Marty, you have six minutes.

6:10 p.m.

Conservative

Marty Morantz Conservative Charleswood—St. James—Assiniboia—Headingley, MB

Thank you, Mr. Chair.

I just have a few questions. Regarding the climate action incentive, I understand that the budgetary allocation has essentially gone from $4.5 billion to $7.9 billion, which is a massive increase. When I first saw that, I was asking why, but it's clear that most of that $3.7 billion is for the refund of the climate action incentive.

What I'm getting hung up on though is your use of the word “majority” in your departmental plan. I think you call it “the bulk of”. My understanding, and we just had this confirmed by finance officials a few minutes ago, is that 90% of the monies collected under that program are supposed to be returned to Canadians through the climate action incentive. Can you confirm that it is actually 90%? I'm just curious why you used the word “majority”.

6:15 p.m.

Chief Financial Officer and Assistant Commissioner, Finance and Administration Branch, Canada Revenue Agency

Janique Caron

Thank you for the question.
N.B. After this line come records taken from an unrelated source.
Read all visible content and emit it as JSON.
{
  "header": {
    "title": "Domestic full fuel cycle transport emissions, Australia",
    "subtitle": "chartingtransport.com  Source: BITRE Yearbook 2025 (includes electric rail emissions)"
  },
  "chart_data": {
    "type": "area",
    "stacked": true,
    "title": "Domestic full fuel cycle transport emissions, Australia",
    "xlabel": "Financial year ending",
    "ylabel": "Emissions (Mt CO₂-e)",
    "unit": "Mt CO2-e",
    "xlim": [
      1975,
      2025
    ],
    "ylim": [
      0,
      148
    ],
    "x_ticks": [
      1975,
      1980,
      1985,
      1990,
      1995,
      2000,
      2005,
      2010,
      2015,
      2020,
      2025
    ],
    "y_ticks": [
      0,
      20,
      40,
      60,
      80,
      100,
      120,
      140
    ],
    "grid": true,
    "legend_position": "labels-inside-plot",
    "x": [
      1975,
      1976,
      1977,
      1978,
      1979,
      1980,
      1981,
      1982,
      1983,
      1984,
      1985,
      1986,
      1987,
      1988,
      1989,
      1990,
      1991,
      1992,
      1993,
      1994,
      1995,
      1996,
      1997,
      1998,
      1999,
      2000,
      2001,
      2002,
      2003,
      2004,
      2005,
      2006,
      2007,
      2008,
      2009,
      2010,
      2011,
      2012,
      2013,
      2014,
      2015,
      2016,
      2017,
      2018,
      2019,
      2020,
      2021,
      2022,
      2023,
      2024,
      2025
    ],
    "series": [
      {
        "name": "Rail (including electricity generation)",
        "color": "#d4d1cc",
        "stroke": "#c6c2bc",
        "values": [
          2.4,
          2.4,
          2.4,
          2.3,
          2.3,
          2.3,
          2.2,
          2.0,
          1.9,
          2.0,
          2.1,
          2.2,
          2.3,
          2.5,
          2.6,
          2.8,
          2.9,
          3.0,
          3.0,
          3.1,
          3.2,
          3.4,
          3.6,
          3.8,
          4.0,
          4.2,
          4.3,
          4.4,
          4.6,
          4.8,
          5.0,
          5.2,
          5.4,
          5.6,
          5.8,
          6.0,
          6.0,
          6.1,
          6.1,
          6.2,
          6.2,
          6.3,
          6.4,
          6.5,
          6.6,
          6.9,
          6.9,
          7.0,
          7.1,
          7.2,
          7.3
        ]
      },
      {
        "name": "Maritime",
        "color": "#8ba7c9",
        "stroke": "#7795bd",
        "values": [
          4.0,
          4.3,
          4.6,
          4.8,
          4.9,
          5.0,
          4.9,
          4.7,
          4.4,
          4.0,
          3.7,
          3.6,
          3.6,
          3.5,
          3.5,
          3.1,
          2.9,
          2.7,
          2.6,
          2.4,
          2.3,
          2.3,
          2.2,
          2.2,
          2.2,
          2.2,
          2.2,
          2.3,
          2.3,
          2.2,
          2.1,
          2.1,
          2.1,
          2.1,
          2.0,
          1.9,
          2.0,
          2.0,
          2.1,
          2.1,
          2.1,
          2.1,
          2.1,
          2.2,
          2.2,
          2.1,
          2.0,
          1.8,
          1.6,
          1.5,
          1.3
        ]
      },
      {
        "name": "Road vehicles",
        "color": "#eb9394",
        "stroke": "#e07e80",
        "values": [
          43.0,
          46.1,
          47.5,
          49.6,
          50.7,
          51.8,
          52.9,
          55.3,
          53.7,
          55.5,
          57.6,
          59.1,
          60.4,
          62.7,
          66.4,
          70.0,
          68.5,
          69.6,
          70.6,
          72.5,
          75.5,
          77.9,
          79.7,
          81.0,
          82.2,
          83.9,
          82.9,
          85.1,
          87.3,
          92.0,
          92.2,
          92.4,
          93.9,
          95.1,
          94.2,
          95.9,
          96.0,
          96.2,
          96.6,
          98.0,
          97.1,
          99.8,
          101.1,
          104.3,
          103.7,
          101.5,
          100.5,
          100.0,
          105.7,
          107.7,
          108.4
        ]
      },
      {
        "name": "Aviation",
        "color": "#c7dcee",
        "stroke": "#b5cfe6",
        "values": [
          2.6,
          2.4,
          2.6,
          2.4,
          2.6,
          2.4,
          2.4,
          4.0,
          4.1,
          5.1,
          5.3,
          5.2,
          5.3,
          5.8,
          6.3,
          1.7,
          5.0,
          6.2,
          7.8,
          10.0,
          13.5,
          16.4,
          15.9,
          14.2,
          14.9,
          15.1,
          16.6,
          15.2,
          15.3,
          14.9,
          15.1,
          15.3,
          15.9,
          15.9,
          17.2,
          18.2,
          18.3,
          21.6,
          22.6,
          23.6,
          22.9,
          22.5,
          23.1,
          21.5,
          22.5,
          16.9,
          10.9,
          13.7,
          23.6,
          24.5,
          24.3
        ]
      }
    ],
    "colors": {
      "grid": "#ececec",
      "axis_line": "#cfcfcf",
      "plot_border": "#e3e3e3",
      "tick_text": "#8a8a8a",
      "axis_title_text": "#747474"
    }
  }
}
Perhaps my colleague, Geoff Trueman, can take the question.

June 16th, 2020 / 6:15 p.m.

Geoff Trueman Assistant Commissioner, Legislative Policy and Regulatory Affairs Branch, Canada Revenue Agency

Thank you.

Yes, I can confirm that the majority is returned to the provinces and those jurisdictions. I believe, as our finance colleagues noted a little earlier this evening, that the remaining portion is available to be distributed through a number of other mechanisms, some of which may return funds to businesses, for example. That's where the remaining 10% of the allocation would go.

6:15 p.m.

Conservative

Marty Morantz Conservative Charleswood—St. James—Assiniboia—Headingley, MB

Okay, so when you use the word “majority”, you're saying 90%. Is that right?

6:15 p.m.

Assistant Commissioner, Legislative Policy and Regulatory Affairs Branch, Canada Revenue Agency

Geoff Trueman

That's subject to a final reconciliation of those amounts, but on an ongoing operative basis, that would be the target amount. That's correct.